Zagrożenie terrorystyczne na Dakarze. Szokujące informacje

Twitter / Na zdjęciu: pożar samochodu na Dakarze
Twitter / Na zdjęciu: pożar samochodu na Dakarze

Rząd Francji chciał odwołania Rajdu Dakar, po tym jak w eksplozji samochodu w Dżuddzie ciężko ranny został Philippe Boutron. Francuscy śledczy obecnie wyjaśniają okoliczności incydentu i nie wykluczają, że będą wnioskować o zawieszenie rywalizacji.

W tym artykule dowiesz się o:

Philippe Boutron został ranny w eksplozji samochodu należącego do ekipy Sodicars. Do incydentu doszło w pobliżu hotelu Donatello w Dżuddzie 29 grudnia, na kilkadziesiąt godzin przed startem Rajdu Dakar. Tegoroczna edycja imprezy wystartowała 1 stycznia. W pojeździe znajdowało się sześć osób, ale tylko Boutron doznał poważnych obrażeń.

61-latek trafił do szpitala z poważnymi urazami nóg, gdzie przeszedł operację. Następnie przetransportowano go do Francji, gdzie początkowo lekarze umieścili go w stanie śpiączki farmakologicznej. Obecnie wyjaśniane są okoliczności eksplozji, a francuscy śledczy nie wykluczają, że był to zamach terrorystyczny. Dlatego nad Dakarem zawisły ciemne chmury.

Francuski minister nie wyklucza przerwania Dakaru

Zaraz po incydencie, lokalne władze wszczęły śledztwo i wówczas nie wykluczały ataku terrorystycznego. Po kilku dniach saudyjscy śledczy odrzucili tę teorię. Mimo to, organizatorzy Dakaru wzmocnili ochronę biwaku i hoteli, w których przebywają osoby związane z rajdem. To jednak nie wystarcza przedstawicielom francuskiego rządu.

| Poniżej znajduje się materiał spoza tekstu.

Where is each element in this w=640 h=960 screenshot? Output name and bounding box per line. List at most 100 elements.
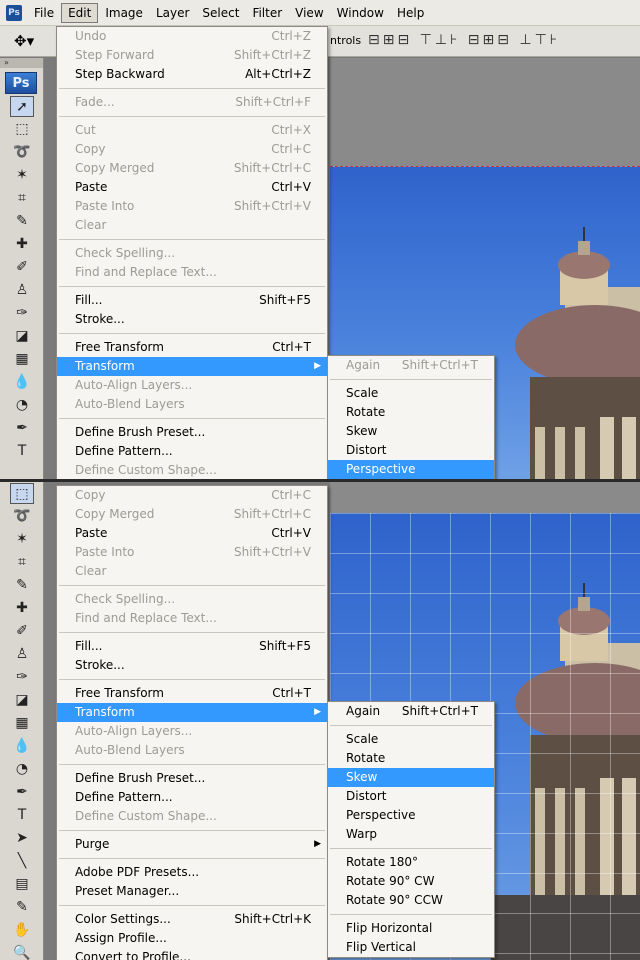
menu-item-warp[interactable]: Warp (328, 825, 494, 844)
menu-item-undo[interactable]: Undo Ctrl+Z (57, 27, 327, 46)
menu-item-define-pattern[interactable]: Define Pattern... (57, 788, 327, 807)
menu-item-step-forward[interactable]: Step Forward Shift+Ctrl+Z (57, 46, 327, 65)
menu-item-fill[interactable]: Fill... Shift+F5 (57, 637, 327, 656)
dodge-tool-icon[interactable]: ◔ (10, 395, 34, 416)
menu-help[interactable]: Help (391, 4, 430, 22)
pen-tool-icon[interactable]: ✒ (10, 418, 34, 439)
menu-view[interactable]: View (289, 4, 329, 22)
menu-item-find-and-replace-text[interactable]: Find and Replace Text... (57, 263, 327, 282)
healing-brush-icon[interactable]: ✚ (10, 598, 34, 619)
menu-item-auto-align-layers[interactable]: Auto-Align Layers... (57, 722, 327, 741)
marquee-tool-icon[interactable]: ⬚ (10, 119, 34, 140)
dodge-tool-icon[interactable]: ◔ (10, 759, 34, 780)
stamp-tool-icon[interactable]: ♙ (10, 280, 34, 301)
menu-item-paste[interactable]: Paste Ctrl+V (57, 178, 327, 197)
blur-tool-icon[interactable]: 💧 (10, 372, 34, 393)
menu-item-rotate-180[interactable]: Rotate 180° (328, 853, 494, 872)
lasso-tool-icon[interactable]: ➰ (10, 506, 34, 527)
menu-item-again[interactable]: Again Shift+Ctrl+T (328, 356, 494, 375)
toolbox-grip[interactable]: » (0, 58, 43, 68)
history-brush-icon[interactable]: ✑ (10, 667, 34, 688)
menu-item-adobe-pdf-presets[interactable]: Adobe PDF Presets... (57, 863, 327, 882)
menu-item-convert-to-profile[interactable]: Convert to Profile... (57, 948, 327, 960)
type-tool-icon[interactable]: T (10, 805, 34, 826)
menu-item-flip-horizontal[interactable]: Flip Horizontal (328, 919, 494, 938)
menu-edit[interactable]: Edit (61, 2, 99, 23)
menu-item-copy[interactable]: Copy Ctrl+C (57, 486, 327, 505)
menu-item-paste-into[interactable]: Paste Into Shift+Ctrl+V (57, 543, 327, 562)
eyedropper-icon[interactable]: ✎ (10, 575, 34, 596)
menu-item-transform[interactable]: Transform ▶ (57, 703, 327, 722)
menu-item-free-transform[interactable]: Free Transform Ctrl+T (57, 338, 327, 357)
menu-item-distort[interactable]: Distort (328, 787, 494, 806)
crop-tool-icon[interactable]: ⌗ (10, 188, 34, 209)
menu-item-rotate[interactable]: Rotate (328, 749, 494, 768)
menu-item-step-backward[interactable]: Step Backward Alt+Ctrl+Z (57, 65, 327, 84)
menu-item-preset-manager[interactable]: Preset Manager... (57, 882, 327, 901)
menu-item-transform[interactable]: Transform ▶ (57, 357, 327, 376)
eraser-icon[interactable]: ◪ (10, 326, 34, 347)
menu-item-find-and-replace-text[interactable]: Find and Replace Text... (57, 609, 327, 628)
menu-item-scale[interactable]: Scale (328, 384, 494, 403)
menu-item-define-brush-preset[interactable]: Define Brush Preset... (57, 423, 327, 442)
stamp-tool-icon[interactable]: ♙ (10, 644, 34, 665)
gradient-icon[interactable]: ▦ (10, 349, 34, 370)
menu-item-stroke[interactable]: Stroke... (57, 656, 327, 675)
menu-item-define-custom-shape[interactable]: Define Custom Shape... (57, 807, 327, 826)
hand-tool-icon[interactable]: ✋ (10, 920, 34, 941)
magic-wand-icon[interactable]: ✶ (10, 529, 34, 550)
eyedropper-icon[interactable]: ✎ (10, 211, 34, 232)
path-selection-icon[interactable]: ➤ (10, 828, 34, 849)
menu-item-perspective[interactable]: Perspective (328, 460, 494, 479)
menu-item-check-spelling[interactable]: Check Spelling... (57, 590, 327, 609)
menu-item-clear[interactable]: Clear (57, 562, 327, 581)
brush-tool-icon[interactable]: ✐ (10, 257, 34, 278)
menu-item-define-brush-preset[interactable]: Define Brush Preset... (57, 769, 327, 788)
menu-item-rotate[interactable]: Rotate (328, 403, 494, 422)
menu-item-check-spelling[interactable]: Check Spelling... (57, 244, 327, 263)
menu-item-auto-blend-layers[interactable]: Auto-Blend Layers (57, 395, 327, 414)
menu-item-paste[interactable]: Paste Ctrl+V (57, 524, 327, 543)
magic-wand-icon[interactable]: ✶ (10, 165, 34, 186)
menu-item-scale[interactable]: Scale (328, 730, 494, 749)
menu-item-cut[interactable]: Cut Ctrl+X (57, 121, 327, 140)
menu-item-stroke[interactable]: Stroke... (57, 310, 327, 329)
menu-item-paste-into[interactable]: Paste Into Shift+Ctrl+V (57, 197, 327, 216)
blur-tool-icon[interactable]: 💧 (10, 736, 34, 757)
menu-item-distort[interactable]: Distort (328, 441, 494, 460)
align-icons[interactable]: ⊟⊞⊟ ⊤⊥⊦ ⊟⊞⊟ ⊥⊤⊦ (368, 32, 560, 48)
menu-select[interactable]: Select (196, 4, 245, 22)
menu-item-copy-merged[interactable]: Copy Merged Shift+Ctrl+C (57, 159, 327, 178)
eraser-icon[interactable]: ◪ (10, 690, 34, 711)
menu-item-copy[interactable]: Copy Ctrl+C (57, 140, 327, 159)
menu-item-auto-blend-layers[interactable]: Auto-Blend Layers (57, 741, 327, 760)
menu-item-again[interactable]: Again Shift+Ctrl+T (328, 702, 494, 721)
menu-item-perspective[interactable]: Perspective (328, 806, 494, 825)
crop-tool-icon[interactable]: ⌗ (10, 552, 34, 573)
menu-item-clear[interactable]: Clear (57, 216, 327, 235)
menu-item-fill[interactable]: Fill... Shift+F5 (57, 291, 327, 310)
menu-item-free-transform[interactable]: Free Transform Ctrl+T (57, 684, 327, 703)
menu-image[interactable]: Image (99, 4, 149, 22)
move-tool-icon[interactable]: ✥▾ (14, 32, 34, 50)
menu-item-fade[interactable]: Fade... Shift+Ctrl+F (57, 93, 327, 112)
menu-layer[interactable]: Layer (150, 4, 195, 22)
brush-tool-icon[interactable]: ✐ (10, 621, 34, 642)
menu-item-assign-profile[interactable]: Assign Profile... (57, 929, 327, 948)
healing-brush-icon[interactable]: ✚ (10, 234, 34, 255)
eyedropper-icon[interactable]: ✎ (10, 897, 34, 918)
menu-item-color-settings[interactable]: Color Settings... Shift+Ctrl+K (57, 910, 327, 929)
menu-item-skew[interactable]: Skew (328, 422, 494, 441)
menu-filter[interactable]: Filter (246, 4, 288, 22)
marquee-tool-icon[interactable]: ⬚ (10, 483, 34, 504)
history-brush-icon[interactable]: ✑ (10, 303, 34, 324)
menu-item-define-pattern[interactable]: Define Pattern... (57, 442, 327, 461)
gradient-icon[interactable]: ▦ (10, 713, 34, 734)
menu-item-auto-align-layers[interactable]: Auto-Align Layers... (57, 376, 327, 395)
menu-item-rotate-90-ccw[interactable]: Rotate 90° CCW (328, 891, 494, 910)
menu-item-copy-merged[interactable]: Copy Merged Shift+Ctrl+C (57, 505, 327, 524)
menu-window[interactable]: Window (331, 4, 390, 22)
menu-item-rotate-90-cw[interactable]: Rotate 90° CW (328, 872, 494, 891)
notes-tool-icon[interactable]: ▤ (10, 874, 34, 895)
show-transform-controls-label[interactable]: ntrols (330, 34, 361, 47)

ZOBACZ WIDEO: #dziejesiewsporcie: Messi na parkiecie? Nie porywa

Jean-Yves Le Drian w piątek był gościem w telewizji BFM TV i dość ostro wypowiedział się na temat eksplozji samochodu w przededniu startu Rajdu Dakar. - Możliwe, że to był zamach. Bardzo szybko poinformowaliśmy organizatorów i saudyjskie władze, że musimy grać w otwarte karty i próbować wyjaśnić to, co się wydarzyło. Istniały hipotezy, że to atak terrorystyczny - powiedział francuski minister spraw zagranicznych w BFM TV.

- W Arabii Saudyjskiej miały już miejsce akty terroru przeciwko francuskim obywatelom i interesom. Dlatego ważne było, aby chronić naszych obywateli, ostrzegać przed niebezpieczeństwem i zapobiegać mu, prosić o jak największą przejrzystość - dodał Le Drian.

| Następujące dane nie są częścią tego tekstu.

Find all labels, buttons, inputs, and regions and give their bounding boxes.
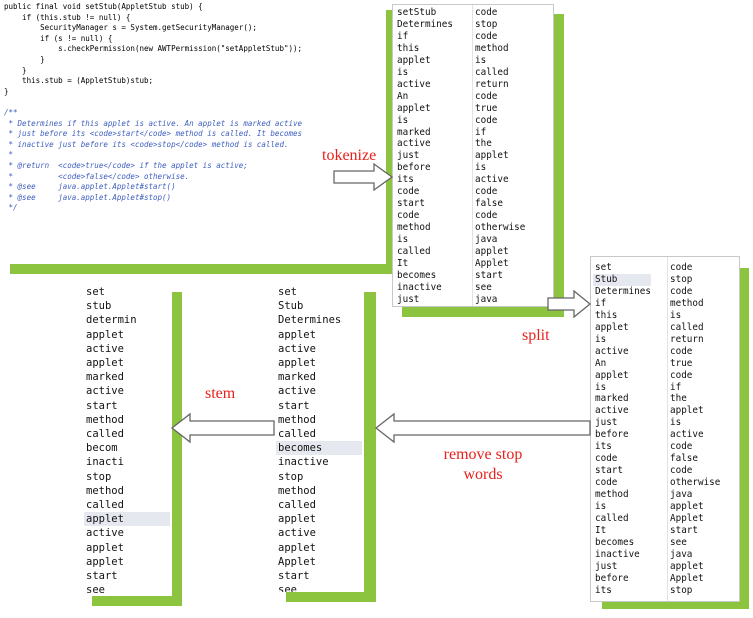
stem-label: stem [205,385,236,402]
tokenize-arrow [333,162,394,192]
split-label: split [522,327,550,344]
remove-stop-words-arrow [374,412,591,444]
remove-stop-words-label: remove stop words [428,445,538,485]
remove-stop-words-label-line2: words [463,466,503,483]
stem-arrow [170,412,275,444]
tokenize-label: tokenize [322,147,377,164]
split-arrow [547,289,592,319]
remove-stop-words-label-line1: remove stop [443,446,523,463]
flow-arrows [170,162,592,444]
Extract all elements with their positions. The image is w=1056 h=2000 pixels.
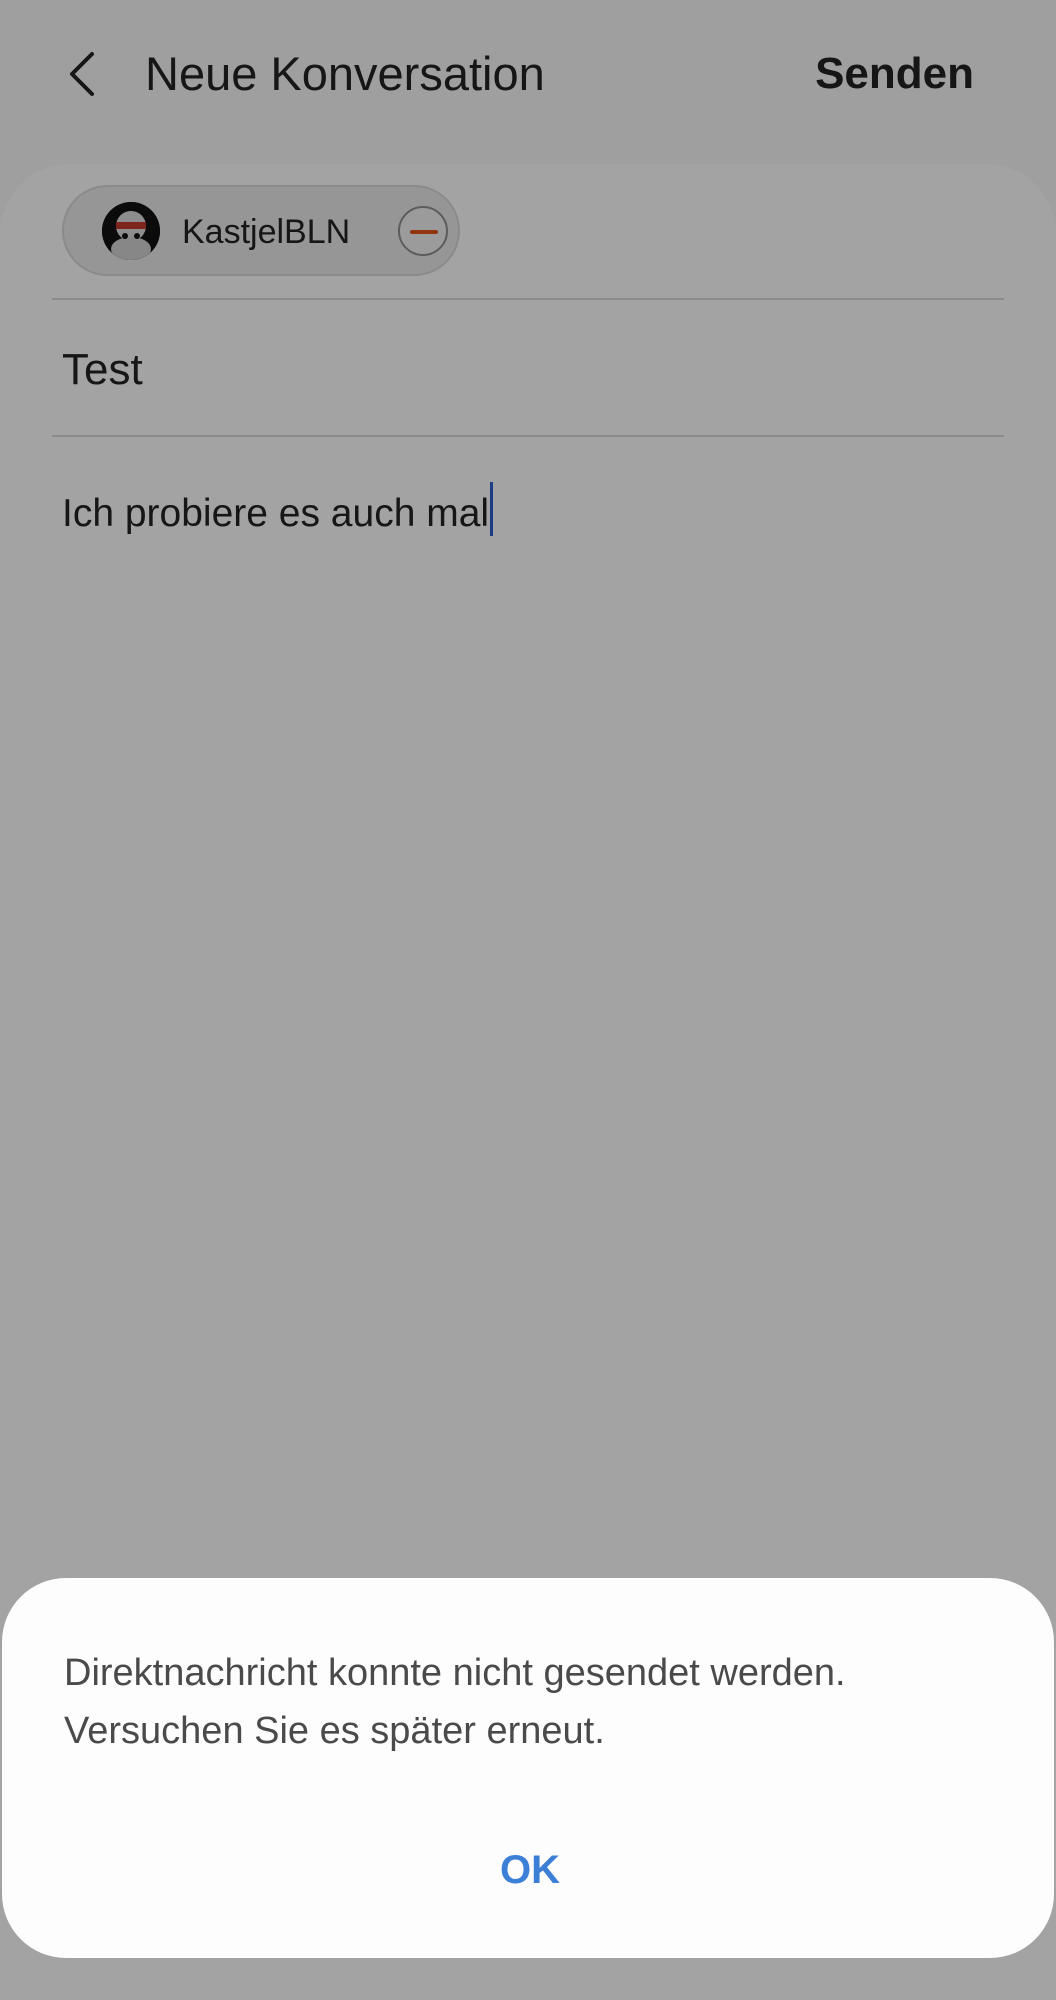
dialog-message: Direktnachricht konnte nicht gesendet we…: [64, 1644, 994, 1760]
error-dialog: Direktnachricht konnte nicht gesendet we…: [2, 1578, 1054, 1958]
ok-button[interactable]: OK: [452, 1830, 608, 1910]
dialog-message-line-2: Versuchen Sie es später erneut.: [64, 1710, 605, 1752]
dialog-message-line-1: Direktnachricht konnte nicht gesendet we…: [64, 1652, 846, 1694]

Nad Dakarem zawisły czarne chmury
Nad Dakarem zawisły czarne chmury

Francuski minister stwierdził, że "na teraz mamy taką sytuację, że mogło dojść do ataku terrorystycznego na Dakarze". - Myśleliśmy, że w tej sytuacji lepiej będzie zawiesić rozgrywanie tej imprezy, ale organizatorzy mieli inne zdanie. Musimy być jednak bardzo ostrożni. Organizatorzy zobowiązali się do poprawy bezpieczeństwa i zrobili to. Jednak kwestia zawieszenia rajdu wciąż leży na stole - stwierdził Jean-Yves Le Drian.

Dakar już raz przegrał z terrorystami

Rajd Dakar odbywa się w Arabii Saudyjskiej po raz trzeci. Impreza trafiła w ten rejon świata w roku 2020, po tym jak Saudyjczycy zaproponowali ogromne kwoty za prawa do jej organizacji. Wcześniej rajd przez kilka lat podbijał tereny Ameryki Południowej, do której trafił ze względu na... zagrożenie terrorystyczne w Afryce.

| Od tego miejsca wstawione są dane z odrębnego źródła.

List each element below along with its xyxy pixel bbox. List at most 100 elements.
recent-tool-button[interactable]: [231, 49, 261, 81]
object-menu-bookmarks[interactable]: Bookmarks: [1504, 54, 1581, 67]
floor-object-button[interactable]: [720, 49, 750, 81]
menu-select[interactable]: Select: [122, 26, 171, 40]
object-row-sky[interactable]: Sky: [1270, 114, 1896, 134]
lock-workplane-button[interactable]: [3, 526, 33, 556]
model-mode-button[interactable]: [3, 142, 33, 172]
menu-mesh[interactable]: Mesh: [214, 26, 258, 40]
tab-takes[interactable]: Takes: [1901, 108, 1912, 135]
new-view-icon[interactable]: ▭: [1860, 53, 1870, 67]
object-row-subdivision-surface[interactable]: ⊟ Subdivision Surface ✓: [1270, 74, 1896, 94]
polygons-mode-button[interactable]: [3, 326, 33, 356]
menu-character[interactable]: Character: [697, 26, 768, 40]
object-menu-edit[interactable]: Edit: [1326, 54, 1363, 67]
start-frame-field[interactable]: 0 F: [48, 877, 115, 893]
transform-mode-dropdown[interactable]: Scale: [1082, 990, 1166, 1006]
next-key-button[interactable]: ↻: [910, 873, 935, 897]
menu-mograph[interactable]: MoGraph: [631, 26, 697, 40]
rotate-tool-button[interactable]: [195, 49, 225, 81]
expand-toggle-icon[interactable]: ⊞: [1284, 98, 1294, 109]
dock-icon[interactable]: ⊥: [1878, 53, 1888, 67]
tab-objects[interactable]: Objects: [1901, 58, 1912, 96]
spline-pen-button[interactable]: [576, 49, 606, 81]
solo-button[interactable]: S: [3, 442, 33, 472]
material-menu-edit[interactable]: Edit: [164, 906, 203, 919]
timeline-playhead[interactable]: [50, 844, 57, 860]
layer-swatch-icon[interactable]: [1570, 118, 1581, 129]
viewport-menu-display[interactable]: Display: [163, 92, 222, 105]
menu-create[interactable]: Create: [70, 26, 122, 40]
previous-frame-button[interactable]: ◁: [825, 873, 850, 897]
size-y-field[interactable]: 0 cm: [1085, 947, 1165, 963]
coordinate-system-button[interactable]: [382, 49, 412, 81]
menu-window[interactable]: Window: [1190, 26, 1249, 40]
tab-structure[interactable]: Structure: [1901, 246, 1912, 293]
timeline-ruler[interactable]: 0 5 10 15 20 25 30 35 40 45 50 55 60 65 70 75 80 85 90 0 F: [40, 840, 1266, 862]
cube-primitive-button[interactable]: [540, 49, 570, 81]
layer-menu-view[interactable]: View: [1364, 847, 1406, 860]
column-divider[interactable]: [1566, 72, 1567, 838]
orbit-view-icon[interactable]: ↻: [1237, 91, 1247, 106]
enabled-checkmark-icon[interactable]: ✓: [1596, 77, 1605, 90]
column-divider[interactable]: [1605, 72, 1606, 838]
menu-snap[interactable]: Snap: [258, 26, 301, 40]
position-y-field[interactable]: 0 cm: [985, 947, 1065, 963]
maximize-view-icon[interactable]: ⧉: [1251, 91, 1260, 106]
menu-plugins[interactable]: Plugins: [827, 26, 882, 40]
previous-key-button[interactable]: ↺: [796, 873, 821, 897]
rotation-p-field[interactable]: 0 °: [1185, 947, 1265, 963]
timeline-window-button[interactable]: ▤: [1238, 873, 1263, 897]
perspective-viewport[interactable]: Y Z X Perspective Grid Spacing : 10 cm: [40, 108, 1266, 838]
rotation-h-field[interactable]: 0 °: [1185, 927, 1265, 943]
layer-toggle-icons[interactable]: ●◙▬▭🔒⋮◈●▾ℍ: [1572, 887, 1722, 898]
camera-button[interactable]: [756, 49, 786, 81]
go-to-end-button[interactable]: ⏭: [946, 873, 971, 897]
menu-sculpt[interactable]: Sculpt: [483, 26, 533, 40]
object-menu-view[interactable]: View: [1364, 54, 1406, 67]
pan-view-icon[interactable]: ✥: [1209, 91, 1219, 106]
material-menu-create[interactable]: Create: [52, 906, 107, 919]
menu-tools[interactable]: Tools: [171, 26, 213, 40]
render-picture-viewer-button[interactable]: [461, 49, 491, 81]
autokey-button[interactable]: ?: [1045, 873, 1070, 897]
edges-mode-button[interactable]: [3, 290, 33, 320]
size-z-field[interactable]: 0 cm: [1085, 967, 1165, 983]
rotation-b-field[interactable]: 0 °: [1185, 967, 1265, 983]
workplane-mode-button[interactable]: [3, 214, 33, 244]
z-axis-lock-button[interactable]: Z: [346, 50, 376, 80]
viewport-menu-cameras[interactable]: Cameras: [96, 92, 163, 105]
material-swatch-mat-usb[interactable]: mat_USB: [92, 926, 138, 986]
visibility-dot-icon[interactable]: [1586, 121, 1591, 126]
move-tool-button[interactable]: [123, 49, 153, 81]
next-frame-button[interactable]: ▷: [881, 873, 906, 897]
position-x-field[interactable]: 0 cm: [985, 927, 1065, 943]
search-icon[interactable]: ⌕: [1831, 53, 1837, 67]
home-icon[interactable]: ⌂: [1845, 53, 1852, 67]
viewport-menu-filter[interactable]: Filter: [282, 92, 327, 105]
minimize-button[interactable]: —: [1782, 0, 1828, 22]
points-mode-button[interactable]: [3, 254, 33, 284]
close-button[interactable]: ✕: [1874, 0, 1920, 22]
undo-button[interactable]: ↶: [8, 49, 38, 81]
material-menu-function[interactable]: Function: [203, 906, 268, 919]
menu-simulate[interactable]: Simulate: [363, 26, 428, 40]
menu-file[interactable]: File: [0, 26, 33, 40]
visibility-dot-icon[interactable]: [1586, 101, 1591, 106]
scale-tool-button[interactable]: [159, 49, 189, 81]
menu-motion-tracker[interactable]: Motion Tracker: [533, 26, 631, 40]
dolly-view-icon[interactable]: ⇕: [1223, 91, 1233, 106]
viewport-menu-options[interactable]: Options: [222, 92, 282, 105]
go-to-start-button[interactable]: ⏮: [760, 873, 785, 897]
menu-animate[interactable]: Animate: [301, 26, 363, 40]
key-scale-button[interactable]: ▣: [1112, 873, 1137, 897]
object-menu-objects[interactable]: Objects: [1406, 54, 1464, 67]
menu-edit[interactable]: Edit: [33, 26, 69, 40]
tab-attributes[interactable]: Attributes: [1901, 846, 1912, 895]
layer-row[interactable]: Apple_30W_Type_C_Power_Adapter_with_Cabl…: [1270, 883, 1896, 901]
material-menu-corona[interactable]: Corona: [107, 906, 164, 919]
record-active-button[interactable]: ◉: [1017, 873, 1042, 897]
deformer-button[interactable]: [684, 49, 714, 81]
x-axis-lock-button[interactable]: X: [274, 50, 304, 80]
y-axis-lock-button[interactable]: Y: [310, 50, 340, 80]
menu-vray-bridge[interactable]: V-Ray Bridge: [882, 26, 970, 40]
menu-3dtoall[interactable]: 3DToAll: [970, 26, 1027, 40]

ASO, francuska firma odpowiedzialna za Dakar, była zmuszona do odwołania rajdu na krótko przed edycją zaplanowaną w roku 2008. Wówczas tłumaczono to informacjami o planowanych zamachach w okolicach Mauretanii. Wcześniej w tym kraju w atakach zginęło kilku turystów. Dlatego organizator imprezy nie dawał gwarancji, że będzie mógł zapewnić bezpieczeństwo wszystkim uczestnikom.

Dakar wrócił do kalendarza w roku 2009, ale już w Ameryce Południowej, po tym jak tamtejsze kraje były gotowe zapłacić spore kwoty za możliwość goszczenia najtrudniejszego rajdu świata.

Dakar gromadzi na biwaku nawet 3500 osób. To idealny cel dla zamachowców
Dakar gromadzi na biwaku nawet 3500 osób. To idealny cel dla zamachowców

Od jakiegoś czasu mówi się o chęci powrotu Dakaru do korzeni, ale wydaje się to mało prawdopodobne ze względów finansowych. Saudyjczycy podpisali wieloletni kontrakt z ASO i zobowiązali się do wypłacania Francuzom pokaźnych kwot. Afrykańskich państw nie stać na taki wydatek. Pocieszeniem dla tradycjonalistów może być rajd Africa Eco Race, który organizowany jest trasach dawnego Dakaru w Afryce i równocześnie promuje ekologię. Jego najbliższa edycja zaplanowana jest na 12-27 marca.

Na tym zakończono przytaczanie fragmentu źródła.